What the world doesn’t need now is a pandemic on top of a pandemic. So a new finding that pigs in China are more and more frequently becoming infected with a strain of influenza that has the potential to jump to humans has infectious disease researchers worldwide taking serious notice. Robert Webster, an influenza investigator who recently retired from St. Jude Children’s Research Hospital, says it’s a “guessing game” as to whether this strain will mutate to readily transmit between humans, which it has not done yet. “We just do not know a pandemic is going to occur until the damn thing occurs,” Webster says, noting that China has the largest pig population in the world. “Will this one do it? God knows.”

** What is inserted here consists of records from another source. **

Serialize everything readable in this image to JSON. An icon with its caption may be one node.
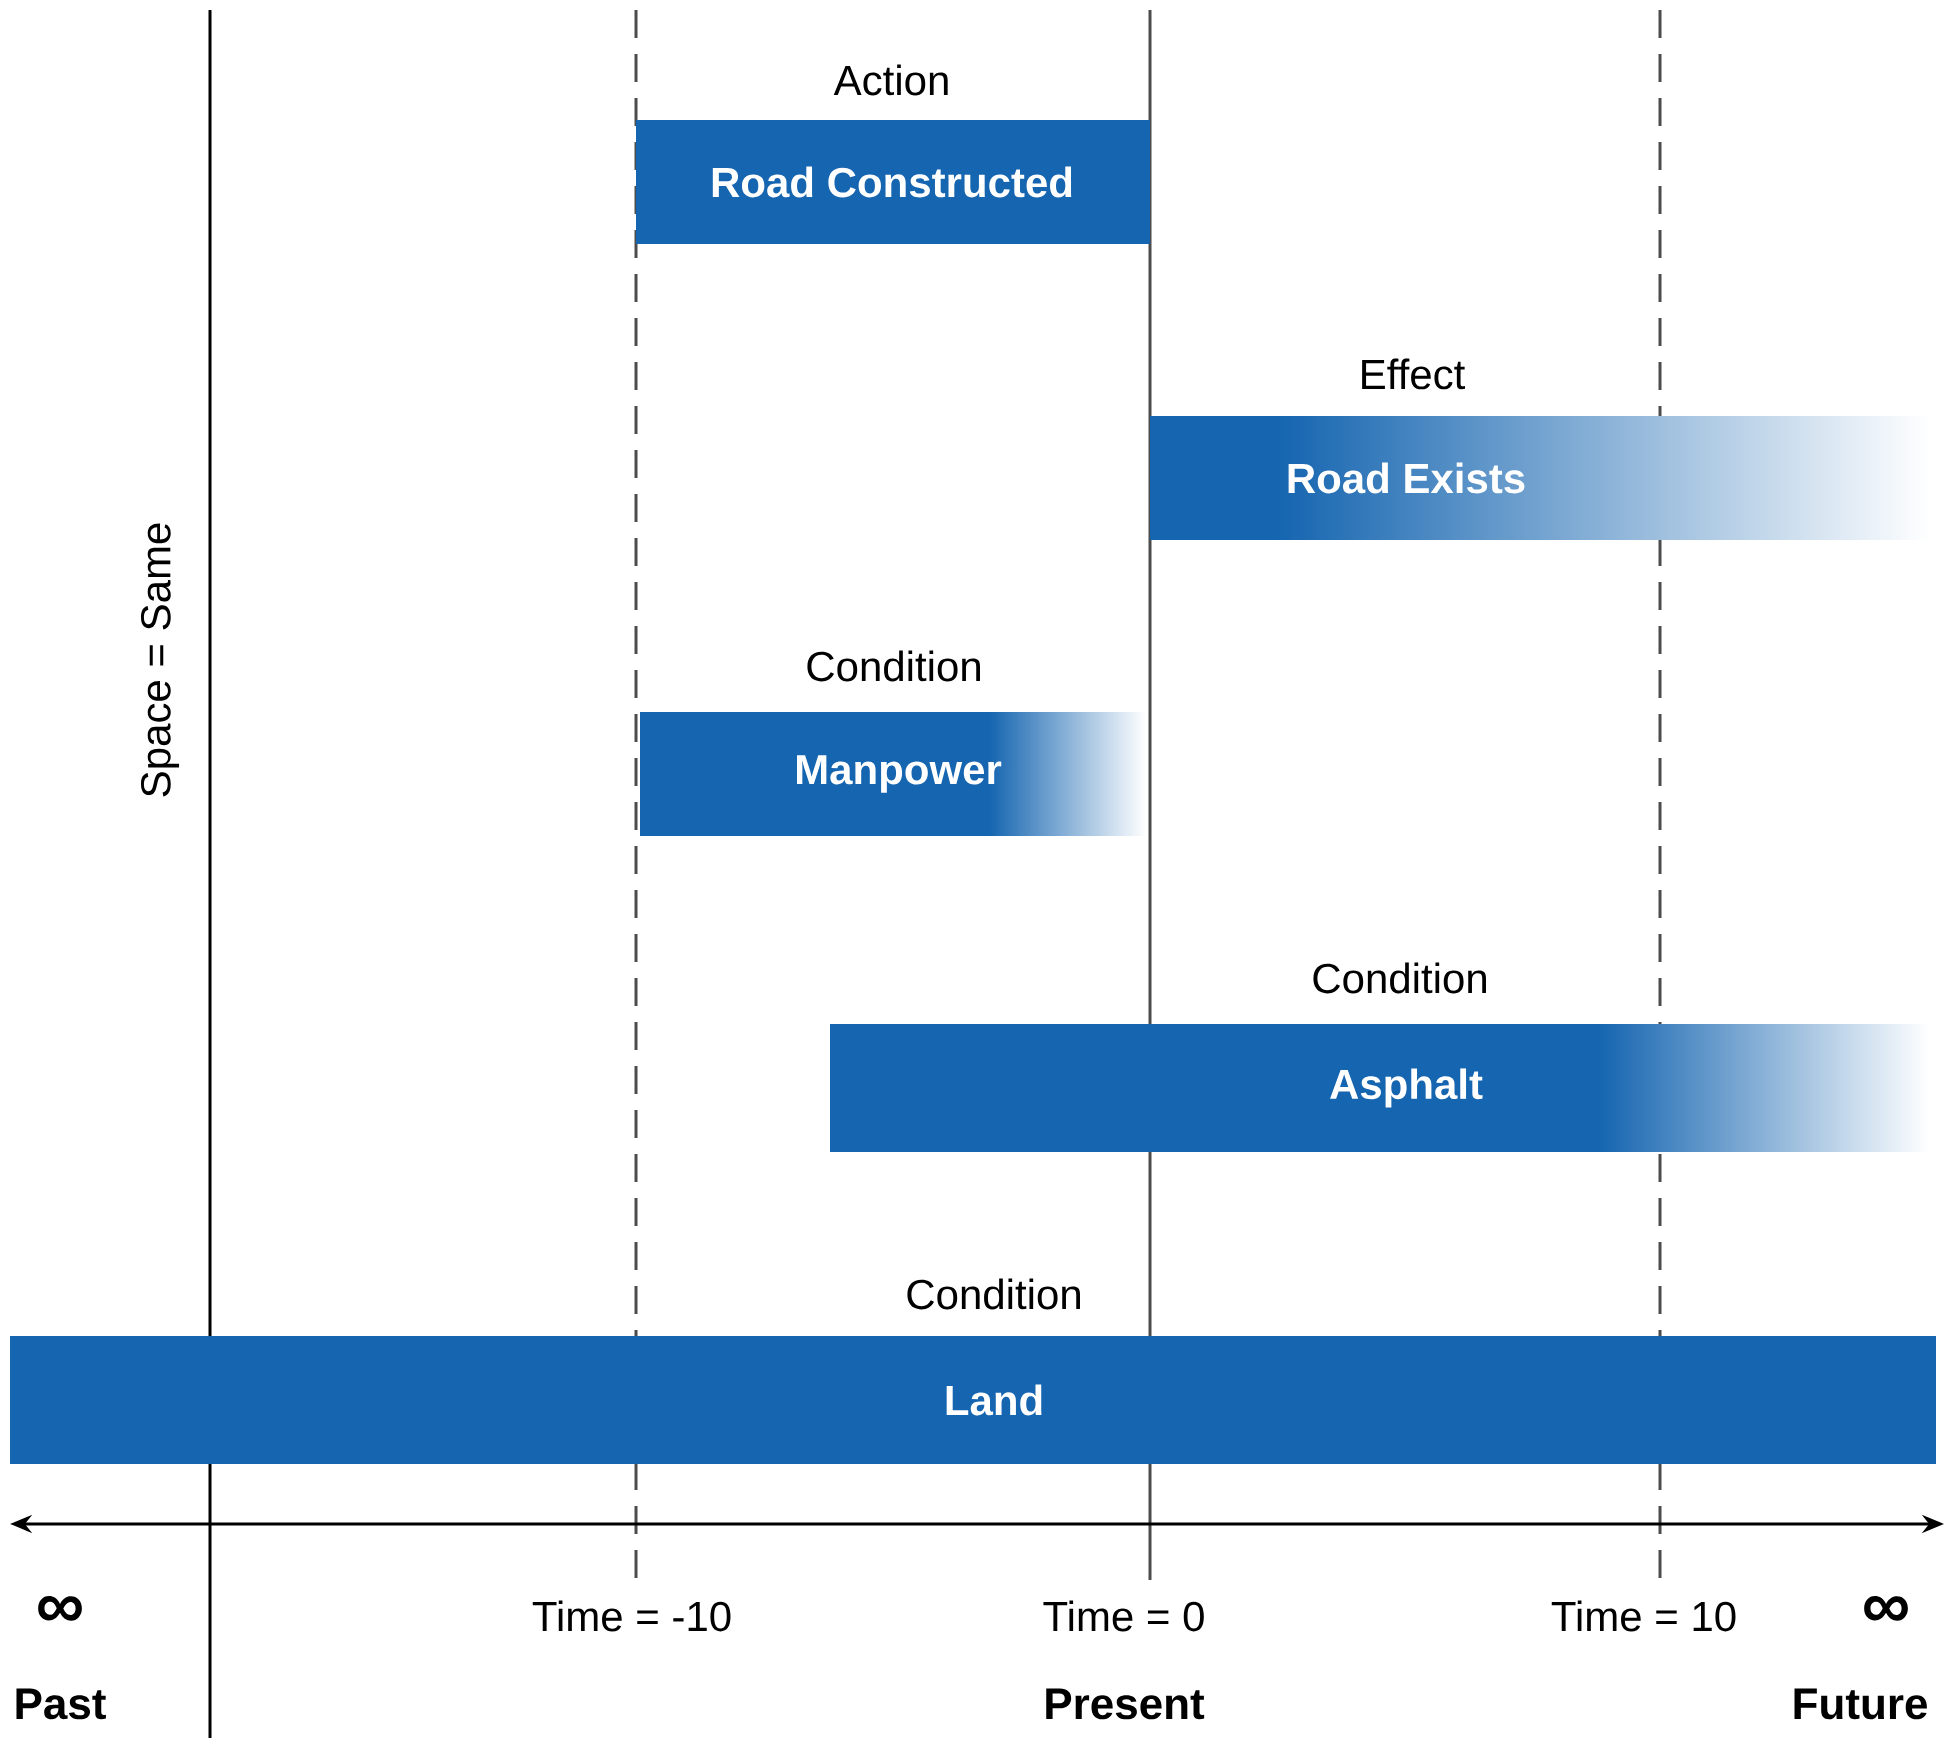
{
  "diagram": {
    "nodes": [
      {
        "text": [
          "Action",
          "Road Constructed"
        ]
      },
      {
        "text": [
          "Effect",
          "Road Exists"
        ]
      },
      {
        "text": [
          "Condition",
          "Manpower"
        ]
      },
      {
        "text": [
          "Condition",
          "Asphalt"
        ]
      },
      {
        "text": [
          "Condition",
          "Land"
        ]
      }
    ],
    "labels": [
      "Space = Same",
      "∞",
      "Time = -10",
      "Time = 0",
      "Time = 10",
      "∞",
      "Past",
      "Present",
      "Future"
    ]
  }
}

When multiple strains of influenza viruses infect the same pig, they can easily swap genes, a process known as “reassortment.” The new study, published today in the Proceedings of the National Academy of Sciences, focuses on an influenza virus dubbed G4. The virus is a unique blend of three lineages: one similar to strains found in European and Asian birds, the H1N1 strain that caused the 2009 pandemic, and a North American H1N1 that has genes from avian, human, and pig influenza viruses.

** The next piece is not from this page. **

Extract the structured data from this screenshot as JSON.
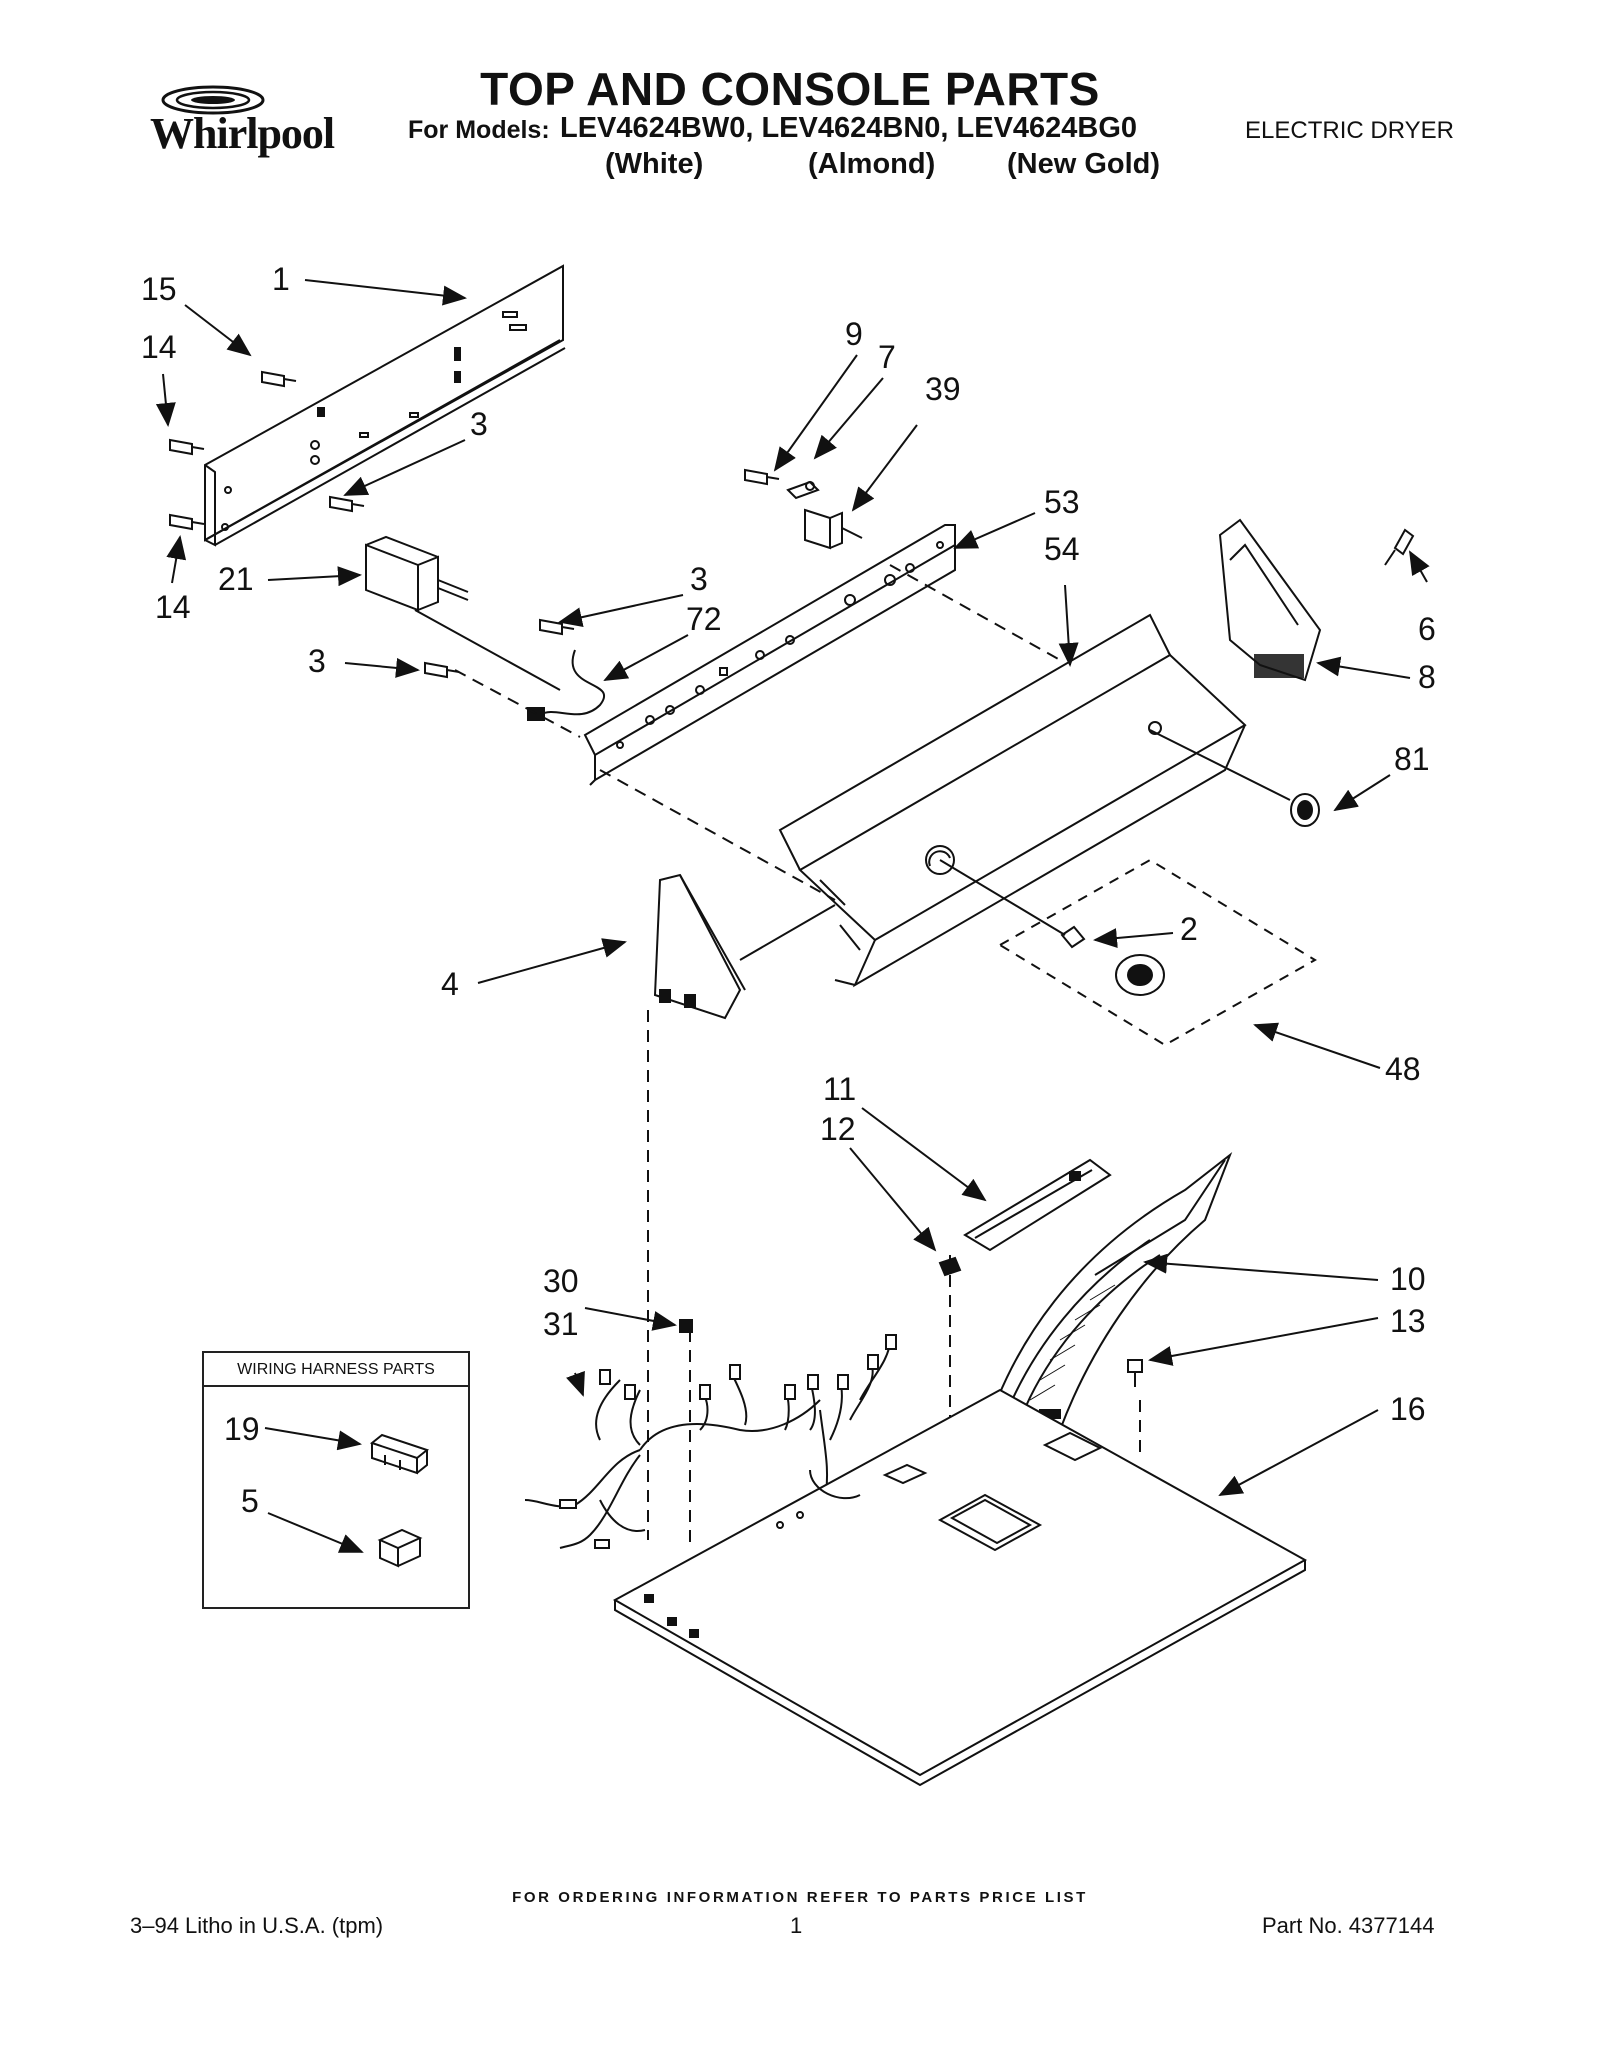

The G4 variant is especially concerning because its core is an avian influenza virus—to which humans have no immunity—with bits of mammalian strains mixed in. “From the data presented, it appears that this is a swine influenza virus that is poised to emerge in humans,” says Edward Holmes, an evolutionary biologist at the University of Sydney who studies pathogens. “Clearly this situation needs to be monitored very closely.”